= Jocelin de Dijon =

Jocelin de Dijon (fl. 1200-25) was an Old French trouvère, presumably from Dijon. Two songs survive attributed to his full name and two further songs survive (without music) credited to an otherwise unidentifiable "Jocelin" in the Berne Chansonnier (CH-BEsu 389 = Trouvère chansonnier C) which may be the work of Jocelin de Dijon.

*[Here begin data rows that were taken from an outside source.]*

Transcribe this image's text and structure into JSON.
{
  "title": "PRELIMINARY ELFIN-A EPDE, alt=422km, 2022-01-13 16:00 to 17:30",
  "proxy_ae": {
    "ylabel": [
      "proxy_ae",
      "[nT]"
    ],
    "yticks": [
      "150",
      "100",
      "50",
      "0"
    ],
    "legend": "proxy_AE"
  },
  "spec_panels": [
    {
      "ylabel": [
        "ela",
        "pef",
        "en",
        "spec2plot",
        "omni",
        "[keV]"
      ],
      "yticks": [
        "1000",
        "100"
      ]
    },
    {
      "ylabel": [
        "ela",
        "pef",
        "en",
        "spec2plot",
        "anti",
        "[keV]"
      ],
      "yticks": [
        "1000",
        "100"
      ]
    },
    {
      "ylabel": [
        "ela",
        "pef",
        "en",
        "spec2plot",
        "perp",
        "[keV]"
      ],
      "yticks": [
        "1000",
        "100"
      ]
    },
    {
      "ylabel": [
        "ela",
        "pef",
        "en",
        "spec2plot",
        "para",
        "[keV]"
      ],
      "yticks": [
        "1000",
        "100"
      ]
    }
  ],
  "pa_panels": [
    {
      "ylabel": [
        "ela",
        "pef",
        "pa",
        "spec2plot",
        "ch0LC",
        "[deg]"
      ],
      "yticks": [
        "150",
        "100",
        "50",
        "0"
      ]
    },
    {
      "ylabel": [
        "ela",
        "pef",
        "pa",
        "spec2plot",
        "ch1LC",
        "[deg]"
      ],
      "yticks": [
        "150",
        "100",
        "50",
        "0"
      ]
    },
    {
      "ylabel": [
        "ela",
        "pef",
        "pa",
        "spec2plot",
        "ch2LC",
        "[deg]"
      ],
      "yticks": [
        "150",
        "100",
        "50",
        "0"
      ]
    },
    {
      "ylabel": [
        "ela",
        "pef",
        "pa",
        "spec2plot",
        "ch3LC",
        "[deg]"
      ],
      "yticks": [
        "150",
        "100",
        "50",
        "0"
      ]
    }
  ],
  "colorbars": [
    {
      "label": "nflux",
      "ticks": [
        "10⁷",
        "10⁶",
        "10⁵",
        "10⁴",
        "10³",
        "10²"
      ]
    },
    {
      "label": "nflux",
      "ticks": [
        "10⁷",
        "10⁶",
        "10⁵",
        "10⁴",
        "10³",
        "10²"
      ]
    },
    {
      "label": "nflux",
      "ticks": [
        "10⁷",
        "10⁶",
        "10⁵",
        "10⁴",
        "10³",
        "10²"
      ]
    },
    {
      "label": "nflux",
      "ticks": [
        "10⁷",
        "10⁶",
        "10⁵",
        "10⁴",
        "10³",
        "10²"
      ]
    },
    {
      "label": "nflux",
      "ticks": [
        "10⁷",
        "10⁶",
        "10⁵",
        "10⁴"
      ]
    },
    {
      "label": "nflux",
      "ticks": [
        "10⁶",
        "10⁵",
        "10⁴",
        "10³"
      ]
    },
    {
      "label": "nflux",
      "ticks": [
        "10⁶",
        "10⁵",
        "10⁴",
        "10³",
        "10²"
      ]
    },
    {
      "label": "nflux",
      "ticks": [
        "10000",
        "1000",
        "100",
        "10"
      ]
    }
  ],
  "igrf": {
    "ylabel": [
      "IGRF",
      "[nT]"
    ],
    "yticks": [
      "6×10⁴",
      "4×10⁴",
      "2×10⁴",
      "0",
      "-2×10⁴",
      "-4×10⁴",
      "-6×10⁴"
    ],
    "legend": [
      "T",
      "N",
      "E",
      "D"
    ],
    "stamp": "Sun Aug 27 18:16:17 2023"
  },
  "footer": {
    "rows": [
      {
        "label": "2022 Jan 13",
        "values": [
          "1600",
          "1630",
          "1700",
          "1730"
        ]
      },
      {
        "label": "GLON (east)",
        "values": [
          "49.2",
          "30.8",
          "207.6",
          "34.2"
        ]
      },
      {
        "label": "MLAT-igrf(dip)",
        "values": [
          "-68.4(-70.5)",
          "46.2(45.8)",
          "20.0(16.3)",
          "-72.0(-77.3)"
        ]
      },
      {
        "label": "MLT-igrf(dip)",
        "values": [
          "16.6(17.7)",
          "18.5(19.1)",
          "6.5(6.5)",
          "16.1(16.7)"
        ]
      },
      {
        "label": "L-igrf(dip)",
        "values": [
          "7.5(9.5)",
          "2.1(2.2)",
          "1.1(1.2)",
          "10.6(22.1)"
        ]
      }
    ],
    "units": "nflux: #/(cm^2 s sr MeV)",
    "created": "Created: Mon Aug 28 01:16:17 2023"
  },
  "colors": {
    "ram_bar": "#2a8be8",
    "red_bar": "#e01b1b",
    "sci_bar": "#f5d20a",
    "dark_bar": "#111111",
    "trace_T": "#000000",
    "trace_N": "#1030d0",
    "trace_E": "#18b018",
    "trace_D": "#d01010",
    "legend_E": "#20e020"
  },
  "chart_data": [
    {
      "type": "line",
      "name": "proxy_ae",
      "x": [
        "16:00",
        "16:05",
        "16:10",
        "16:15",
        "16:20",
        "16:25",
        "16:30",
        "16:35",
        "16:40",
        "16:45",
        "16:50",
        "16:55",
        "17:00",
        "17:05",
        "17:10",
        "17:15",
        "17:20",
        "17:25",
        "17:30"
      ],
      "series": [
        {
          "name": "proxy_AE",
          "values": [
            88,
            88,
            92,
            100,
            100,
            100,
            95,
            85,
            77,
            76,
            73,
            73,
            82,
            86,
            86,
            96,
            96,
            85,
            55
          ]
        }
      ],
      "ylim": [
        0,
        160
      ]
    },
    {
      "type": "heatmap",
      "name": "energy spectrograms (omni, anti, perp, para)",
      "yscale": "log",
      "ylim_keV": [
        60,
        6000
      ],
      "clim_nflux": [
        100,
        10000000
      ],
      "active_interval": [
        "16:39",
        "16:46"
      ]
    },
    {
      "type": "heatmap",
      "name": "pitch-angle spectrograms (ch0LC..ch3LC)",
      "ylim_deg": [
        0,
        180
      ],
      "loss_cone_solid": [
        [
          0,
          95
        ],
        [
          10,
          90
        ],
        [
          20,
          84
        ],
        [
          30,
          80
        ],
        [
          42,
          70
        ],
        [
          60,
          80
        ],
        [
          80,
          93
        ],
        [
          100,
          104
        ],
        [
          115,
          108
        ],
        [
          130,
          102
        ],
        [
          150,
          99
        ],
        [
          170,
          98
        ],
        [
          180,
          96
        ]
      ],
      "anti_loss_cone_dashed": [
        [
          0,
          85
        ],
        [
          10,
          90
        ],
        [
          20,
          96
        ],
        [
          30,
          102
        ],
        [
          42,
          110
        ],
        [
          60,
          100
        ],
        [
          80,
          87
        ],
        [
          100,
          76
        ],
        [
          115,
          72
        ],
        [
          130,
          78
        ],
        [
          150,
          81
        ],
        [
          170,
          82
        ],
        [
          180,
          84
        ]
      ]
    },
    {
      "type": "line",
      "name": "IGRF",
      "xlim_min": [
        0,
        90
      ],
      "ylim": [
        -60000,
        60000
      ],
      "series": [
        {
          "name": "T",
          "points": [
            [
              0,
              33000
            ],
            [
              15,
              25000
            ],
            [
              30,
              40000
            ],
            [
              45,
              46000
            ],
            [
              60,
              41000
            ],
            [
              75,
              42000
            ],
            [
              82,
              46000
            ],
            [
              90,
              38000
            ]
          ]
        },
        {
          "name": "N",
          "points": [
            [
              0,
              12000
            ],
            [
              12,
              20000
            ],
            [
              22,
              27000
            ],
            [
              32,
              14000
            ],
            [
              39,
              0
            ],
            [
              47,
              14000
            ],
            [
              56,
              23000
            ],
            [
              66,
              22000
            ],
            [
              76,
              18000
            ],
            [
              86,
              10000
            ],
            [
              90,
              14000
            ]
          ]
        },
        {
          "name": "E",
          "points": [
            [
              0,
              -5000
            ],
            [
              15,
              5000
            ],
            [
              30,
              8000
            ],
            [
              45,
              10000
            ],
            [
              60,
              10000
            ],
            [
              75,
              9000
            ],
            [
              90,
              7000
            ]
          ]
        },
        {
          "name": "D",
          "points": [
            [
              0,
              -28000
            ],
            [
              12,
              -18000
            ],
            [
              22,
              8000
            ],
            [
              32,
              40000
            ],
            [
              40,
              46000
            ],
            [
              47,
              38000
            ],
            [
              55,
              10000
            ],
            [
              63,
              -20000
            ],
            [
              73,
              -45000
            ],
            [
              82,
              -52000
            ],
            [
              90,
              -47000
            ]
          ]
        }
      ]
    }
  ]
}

Of the two pieces securely attributed to him, only A l'entree del dous commencement can be confidently dated. It was written around 1220 and refers to the absence of a certain Andriu and the Seigneur d'Arsie. It is independently known that André III de Montbard and Jehan I, Seigneur d'Arcis-sur-Aube, joined the Fifth Crusade in 1218; Jehan never returned. Whereas the poetry is divided into four- and five-line strophes, the melody in the Noailles Chansonnier (F-Pn fr.12615 = Trouvère chansonnier T) is divided into five- and four-line groups (i.e., in opposite order). Karp claims it was used as a model for the anonymous song Vers Dieu mes fais desirrans sui forment (RS677), found in F-Pn fr.2193, f.11, although this is an assumption based on similar versification, since the ostensible melody transmitted in that source is a fictitious form of musical notation and does not give the real melody.

==Works List==
===Securely attributed===
- A l'entree del dous comencement (RS647), attributed in Trouvère chansonniers M (F-Pn fr.844), f.166v and T, ff.94r-v (both with musical notation), and anonymously in H, f.221 (I-MOe R 4, 4; as text only) and U (F-Pn fr.20050), ff.60v-61r (with musical notation). In C, f.4 the song (copied with empty staves) is attributed to 'Gios Dijon'.
- Par un matinee en mai (RS95), attributed in Trouvère chansonniers M, f.166r-v and T, f.94r (both with musical notation) and transmitted anonymously in U, f.68v and C, f.190r (both of which have staves above the first stanza which are empty of notes).

===Potential works===
- Or chanterai com hom desesperés (RS921), a pastourelle attributed to 'Joselins') in C, f.169r. Blank staves above stanza 1.
- Quant j'oi chanter l'alouete / Et ces... (RS968), a pastourelle attributed to 'Jocelins') in C, f.195r. Blank staves above stanza 1. The text (except for the fifth stanza) is also in the pastourelle subsection of GB-Ob Douce 308, f.205v.